Eine Deportation des PLO-Chefs hätte nicht nur eine Eskalation in den palästinensischen Gebieten zur Folge. Sie wäre auch ein weiterer schwerer Verstoß gegen internationales Recht und gegen bilaterale Verträge, die Israel mit den Palästinensern geschlossen hat: Internationales Recht wäre gebrochen, weil es einer Besatzungsmacht laut einer internationalen Konvention untersagt ist, Einwohner der besetzten Gebiete auszuweisen. Bilaterale Abkommen würden grob verletzt, weil Arafat sich auf Grund der vor fast genau zehn Jahren unterzeichneten Osloer Verträge (13.9.1993) in Palästina aufhält.

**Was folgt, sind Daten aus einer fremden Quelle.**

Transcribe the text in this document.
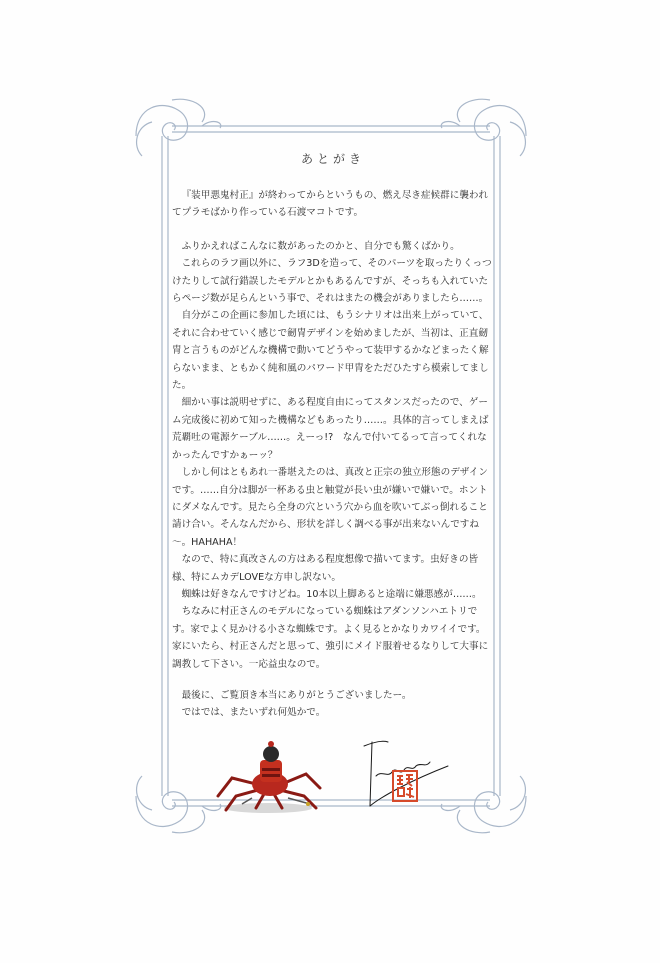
あとがき

『装甲悪鬼村正』が終わってからというもの、燃え尽き症候群に襲われてプラモばかり作っている石渡マコトです。

ふりかえればこんなに数があったのかと、自分でも驚くばかり。

これらのラフ画以外に、ラフ3Dを造って、そのパーツを取ったりくっつけたりして試行錯誤したモデルとかもあるんですが、そっちも入れていたらページ数が足らんという事で、それはまたの機会がありましたら……。

自分がこの企画に参加した頃には、もうシナリオは出来上がっていて、それに合わせていく感じで劒冑デザインを始めましたが、当初は、正直劒冑と言うものがどんな機構で動いてどうやって装甲するかなどまったく解らないまま、ともかく純和風のパワード甲冑をただひたすら模索してました。

細かい事は説明せずに、ある程度自由にってスタンスだったので、ゲーム完成後に初めて知った機構などもあったり……。具体的言ってしまえば荒覇吐の電源ケーブル……。えーっ!?　なんで付いてるって言ってくれなかったんですかぁーッ？

しかし何はともあれ一番堪えたのは、真改と正宗の独立形態のデザインです。……自分は脚が一杯ある虫と触覚が長い虫が嫌いで嫌いで。ホントにダメなんです。見たら全身の穴という穴から血を吹いてぶっ倒れること請け合い。そんなんだから、形状を詳しく調べる事が出来ないんですね～。HAHAHA！

なので、特に真改さんの方はある程度想像で描いてます。虫好きの皆様、特にムカデLOVEな方申し訳ない。

蜘蛛は好きなんですけどね。10本以上脚あると途端に嫌悪感が……。

ちなみに村正さんのモデルになっている蜘蛛はアダンソンハエトリです。家でよく見かける小さな蜘蛛です。よく見るとかなりカワイイです。家にいたら、村正さんだと思って、強引にメイド服着せるなりして大事に調教して下さい。一応益虫なので。

最後に、ご覧頂き本当にありがとうございましたー。

ではでは、またいずれ何処かで。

Sind die Oslo-Verträge weiter gültig?

Was die Genfer Konvention über die Modalitäten einer Besatzung betrifft, so hat Israel über die Jahre immer wieder zu argumentieren versucht, diese sei im vorliegenden Fall nicht anwendbar, weil die palästinensischen Gebiete vor ihrer Eroberung durch Israel 1967 völkerrechtlich nicht zu einem bestimmten Staat gehörten. Eine Interpretation, die im Ausland anders gesehen wird - natürlich erst recht von den Palästinensern. Und bilateral ist man seit einiger Zeit in der israelischen Regierung der Meinung, die Oslo-Abkommen - die vom jetzigen Regierungschef Ariel Scharon und Freunden abgelehnt worden waren - seien längst von der Realität überholt worden.

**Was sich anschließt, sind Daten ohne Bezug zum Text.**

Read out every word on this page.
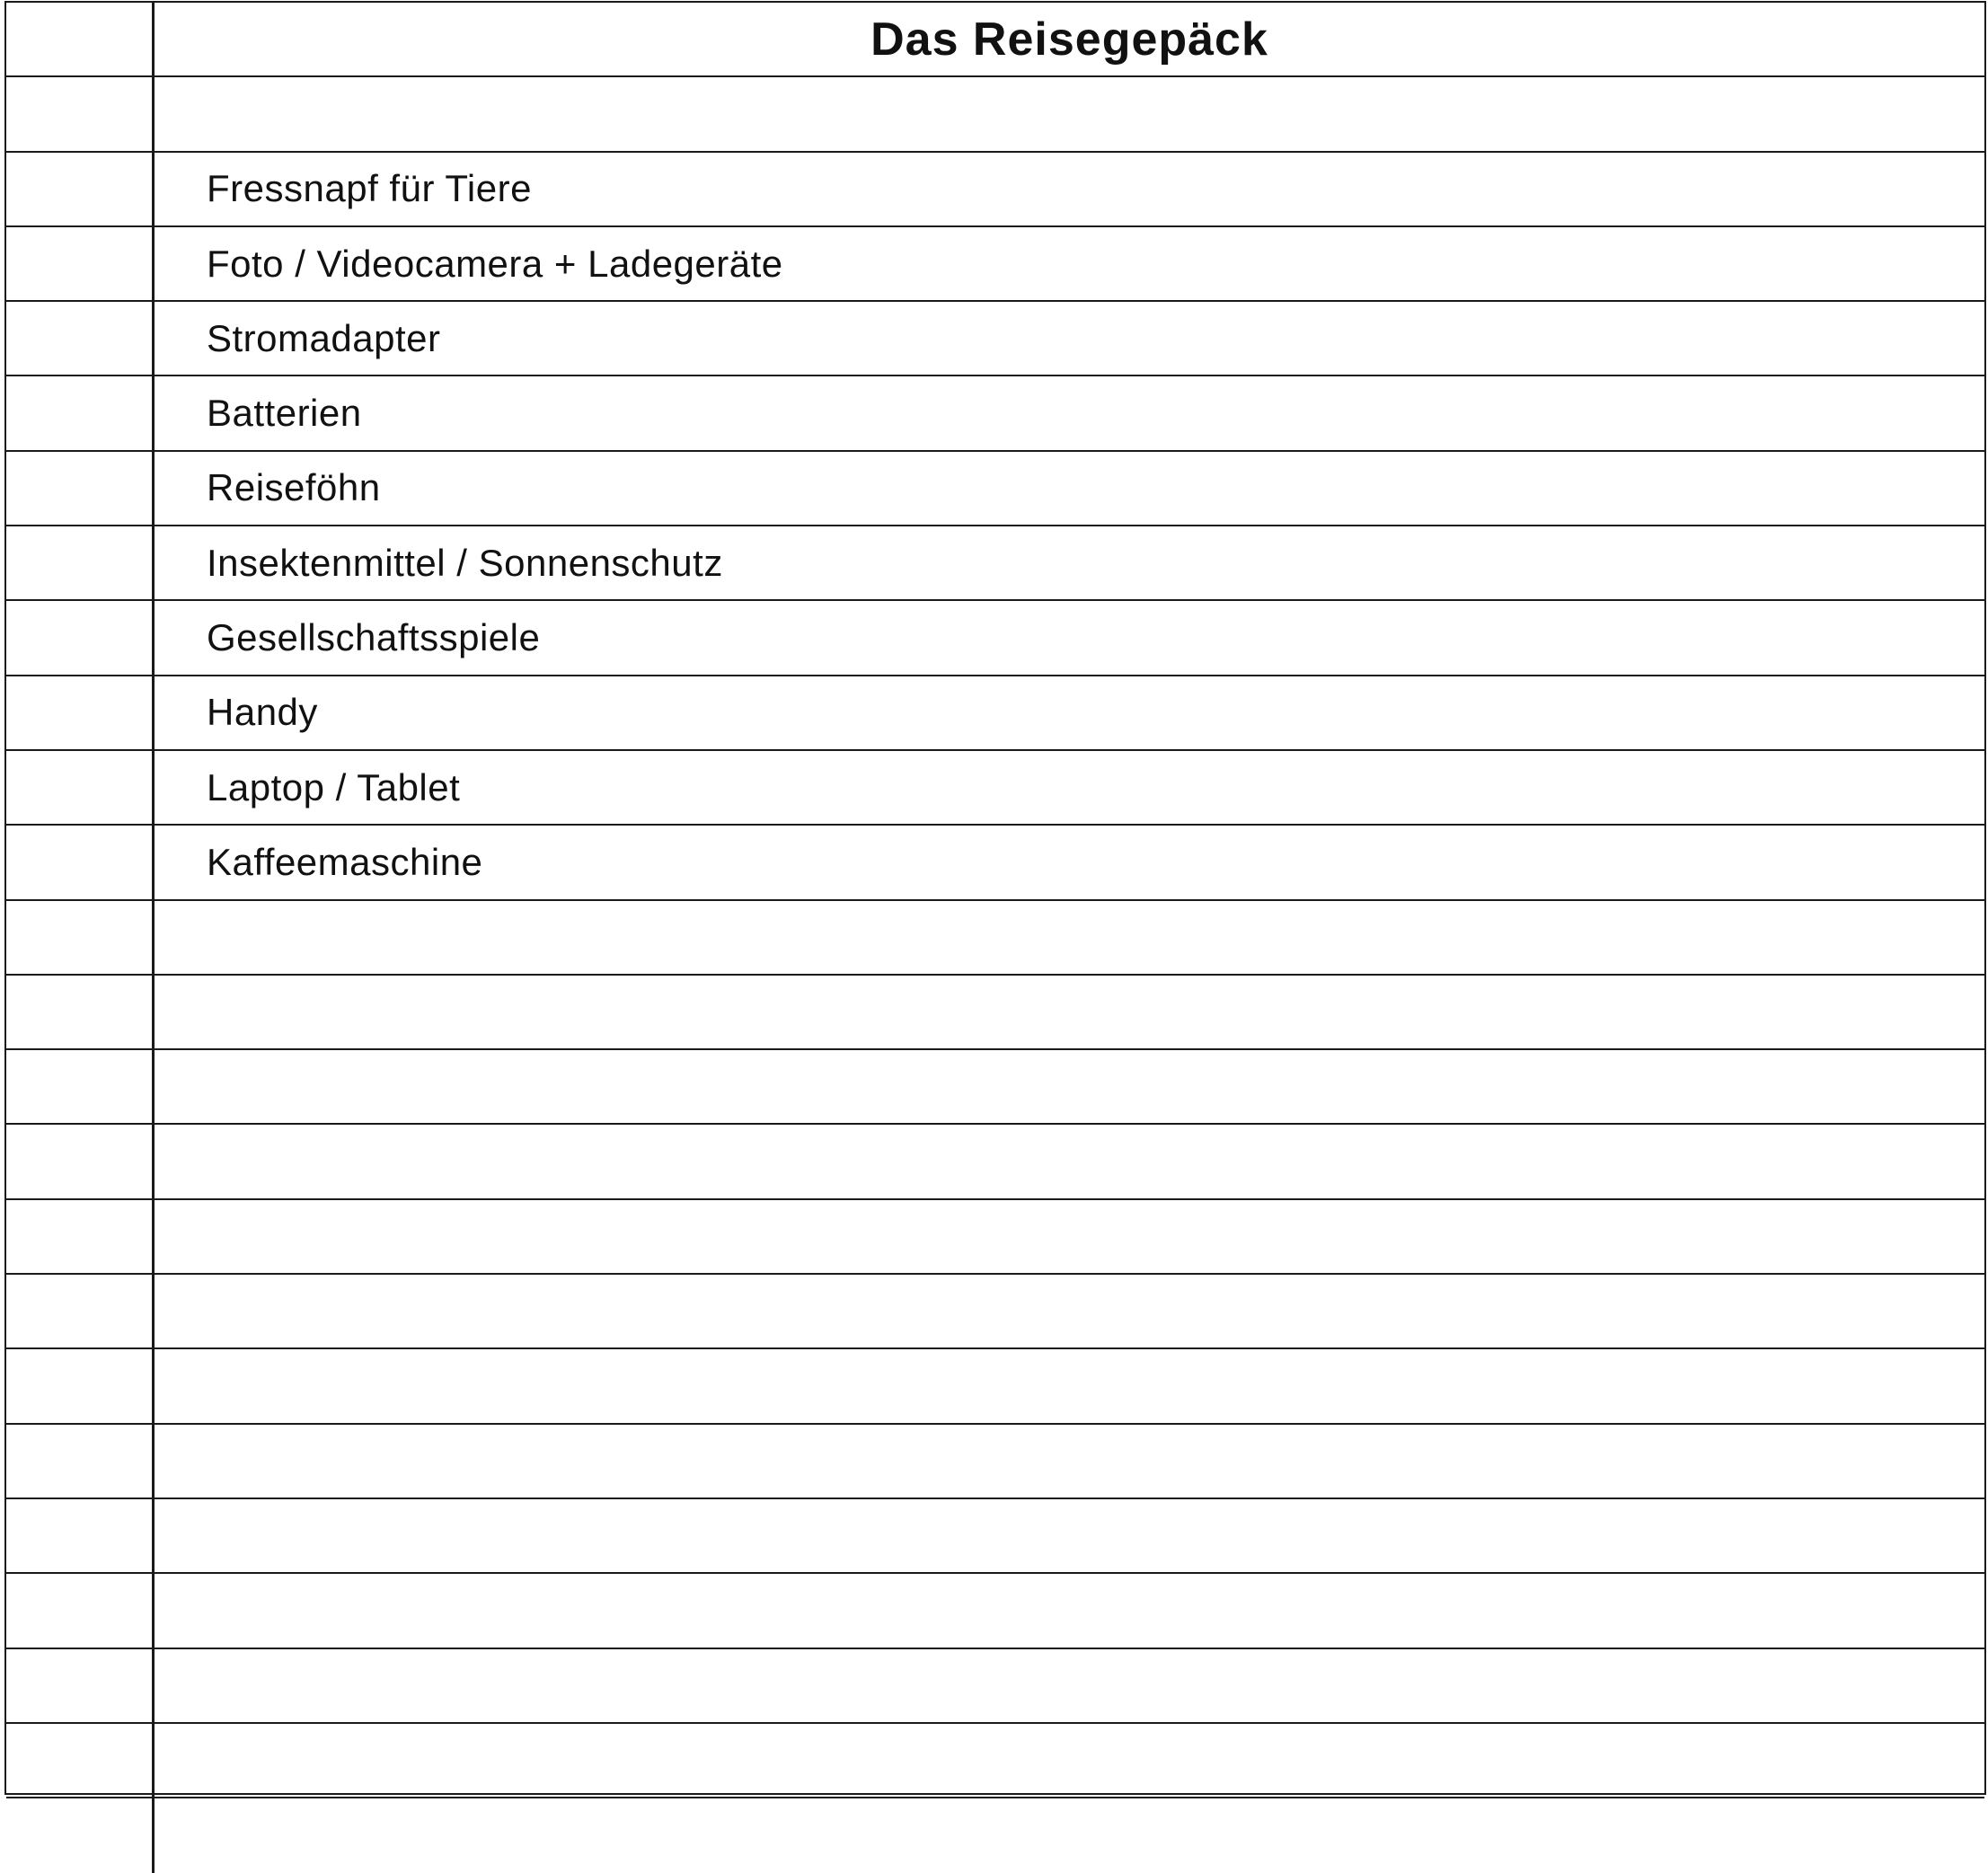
Das Reisegepäck
Fressnapf für Tiere
Foto / Videocamera + Ladegeräte
Stromadapter
Batterien
Reiseföhn
Insektenmittel / Sonnenschutz
Gesellschaftsspiele
Handy
Laptop / Tablet
Kaffeemaschine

Israelische Staatsrechtler argumentieren freilich anders: Die Oslo-Verträge seien weiterhin gültig, selbst wenn sich niemand an sie halte. Sie könnten nicht einseitig aufgekündigt werden - und diese israelische Regierung müsse sich natürlich auch an die Verträge halten, die damals von der heutigen Opposition geschlossen worden waren.

Trauriges Jubiläum

Zehn Jahre nach Oslo - das ist für alle Beteiligten ein trauriges Jubiläum. Denn: Was ist aus der Euphorie jenes 13. September 1993 geworden? Ein blutiger Kleinkrieg, mit Terroranschlägen, gezielten Liquidierungen, Morddrohungen und Tausenden von Toten und Verletzten. Das israelisch-palästinensische Verhältnis ist heute weit schlechter als zu den Zeiten, als Israel und die PLO noch nicht offiziell miteinander sprachen und ein Abkommen zwischen beiden undenkbar schien.

Trotzdem: Die Geschichte der Region zeigt immer wieder, dass gerade dann eine Lösungsmöglichkeit sich auftut, wenn die Situation am ausweglosesten erscheint. Hoffen wir, dass es auch diesmal so ist.